Композиция книги Рассадина содержит загадку; кто ее разгадает, тот, как кажется, сумеет подобрать ключик к замыслу автора. Попробую это сделать, и да простит меня Станислав Борисович, если поняла его превратно. А композиция, на первый взгляд, очень простая. Всего три раздела: Профессия. Групповой портрет. Время. Однако мотивы попадания героев книги в тот или иной раздел заставляют задуматься. Главы, о которых я здесь уже писала (“Путь из славян в евреи”, “Ничей?”), входят в раздел “Профессия”. Там же — главы о “стариках” — “лукавце” Чуковском, мудром Маршаке и деградировавшем Асееве. И если двое первых, хотя и с неизбежными потерями 1 , сумели себя сохранить, то пример Асеева приводится явно как “самоубийственный” (см. предыдущую книгу Ст. Рассадина “Самоубийцы” (М., Текст, 2002), где описываются похожие случаи).

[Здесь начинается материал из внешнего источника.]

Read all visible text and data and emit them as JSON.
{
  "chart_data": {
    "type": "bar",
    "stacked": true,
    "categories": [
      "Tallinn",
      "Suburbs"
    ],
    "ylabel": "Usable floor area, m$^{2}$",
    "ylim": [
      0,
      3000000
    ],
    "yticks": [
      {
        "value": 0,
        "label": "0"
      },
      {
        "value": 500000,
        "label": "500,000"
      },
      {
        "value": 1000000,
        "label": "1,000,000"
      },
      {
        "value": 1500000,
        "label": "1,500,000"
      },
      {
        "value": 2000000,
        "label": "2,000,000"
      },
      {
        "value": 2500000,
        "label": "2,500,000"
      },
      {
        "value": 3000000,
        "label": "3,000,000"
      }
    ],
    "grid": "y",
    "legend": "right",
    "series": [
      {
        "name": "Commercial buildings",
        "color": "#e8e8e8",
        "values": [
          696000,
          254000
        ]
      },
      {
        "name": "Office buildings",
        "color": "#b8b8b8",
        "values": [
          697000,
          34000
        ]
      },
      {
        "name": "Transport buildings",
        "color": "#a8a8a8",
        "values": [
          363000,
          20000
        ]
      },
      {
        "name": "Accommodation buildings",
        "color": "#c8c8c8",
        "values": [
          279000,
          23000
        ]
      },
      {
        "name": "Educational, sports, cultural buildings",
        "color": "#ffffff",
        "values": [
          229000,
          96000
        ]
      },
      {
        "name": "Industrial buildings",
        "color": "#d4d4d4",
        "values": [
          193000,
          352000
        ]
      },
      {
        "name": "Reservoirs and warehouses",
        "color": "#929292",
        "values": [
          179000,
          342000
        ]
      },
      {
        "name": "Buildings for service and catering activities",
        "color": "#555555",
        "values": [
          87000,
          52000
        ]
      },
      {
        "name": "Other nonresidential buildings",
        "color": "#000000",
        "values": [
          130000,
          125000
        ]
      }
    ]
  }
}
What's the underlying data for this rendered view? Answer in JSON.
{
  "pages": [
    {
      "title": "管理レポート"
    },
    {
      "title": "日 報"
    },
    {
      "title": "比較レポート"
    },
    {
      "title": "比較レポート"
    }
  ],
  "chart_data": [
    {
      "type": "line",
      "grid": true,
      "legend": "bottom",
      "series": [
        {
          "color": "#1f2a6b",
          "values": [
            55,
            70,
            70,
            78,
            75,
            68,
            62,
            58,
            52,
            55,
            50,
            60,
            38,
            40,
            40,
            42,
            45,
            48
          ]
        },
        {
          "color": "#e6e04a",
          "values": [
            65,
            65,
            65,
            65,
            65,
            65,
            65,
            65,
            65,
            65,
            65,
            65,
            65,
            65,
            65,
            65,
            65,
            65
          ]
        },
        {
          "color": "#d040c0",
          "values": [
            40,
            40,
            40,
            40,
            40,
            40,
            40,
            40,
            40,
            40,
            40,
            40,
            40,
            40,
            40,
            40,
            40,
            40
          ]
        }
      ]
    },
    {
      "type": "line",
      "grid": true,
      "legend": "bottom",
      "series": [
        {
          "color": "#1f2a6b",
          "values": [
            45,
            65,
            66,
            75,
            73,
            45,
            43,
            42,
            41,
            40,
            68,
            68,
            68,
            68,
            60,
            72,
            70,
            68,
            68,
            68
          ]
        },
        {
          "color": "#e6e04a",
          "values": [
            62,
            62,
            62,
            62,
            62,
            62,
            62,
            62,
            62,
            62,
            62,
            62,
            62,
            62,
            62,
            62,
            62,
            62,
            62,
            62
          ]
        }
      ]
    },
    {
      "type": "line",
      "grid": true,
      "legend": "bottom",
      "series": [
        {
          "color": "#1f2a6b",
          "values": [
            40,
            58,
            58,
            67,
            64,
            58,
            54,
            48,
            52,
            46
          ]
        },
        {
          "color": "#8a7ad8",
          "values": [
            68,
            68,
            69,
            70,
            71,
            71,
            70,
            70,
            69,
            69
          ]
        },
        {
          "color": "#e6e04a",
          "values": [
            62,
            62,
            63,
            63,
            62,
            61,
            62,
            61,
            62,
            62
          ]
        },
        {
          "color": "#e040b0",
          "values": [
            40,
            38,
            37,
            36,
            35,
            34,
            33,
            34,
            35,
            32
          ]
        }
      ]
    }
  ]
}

Поэт, начинавший “Синими гусарами”, по мысли Рассадина, довел свой дар до полного оскудения не только оглядкой на цензуру и бесконечным саморедактированием, но и тем, что презрел “связь времен”, историко-литературные традиции. Не этот ли профессиональный урок извлек молодой Рассадин из общения со “стариком?” Об уроках отстаивания независимости и презрения к антисемитизму здесь уже говорилось.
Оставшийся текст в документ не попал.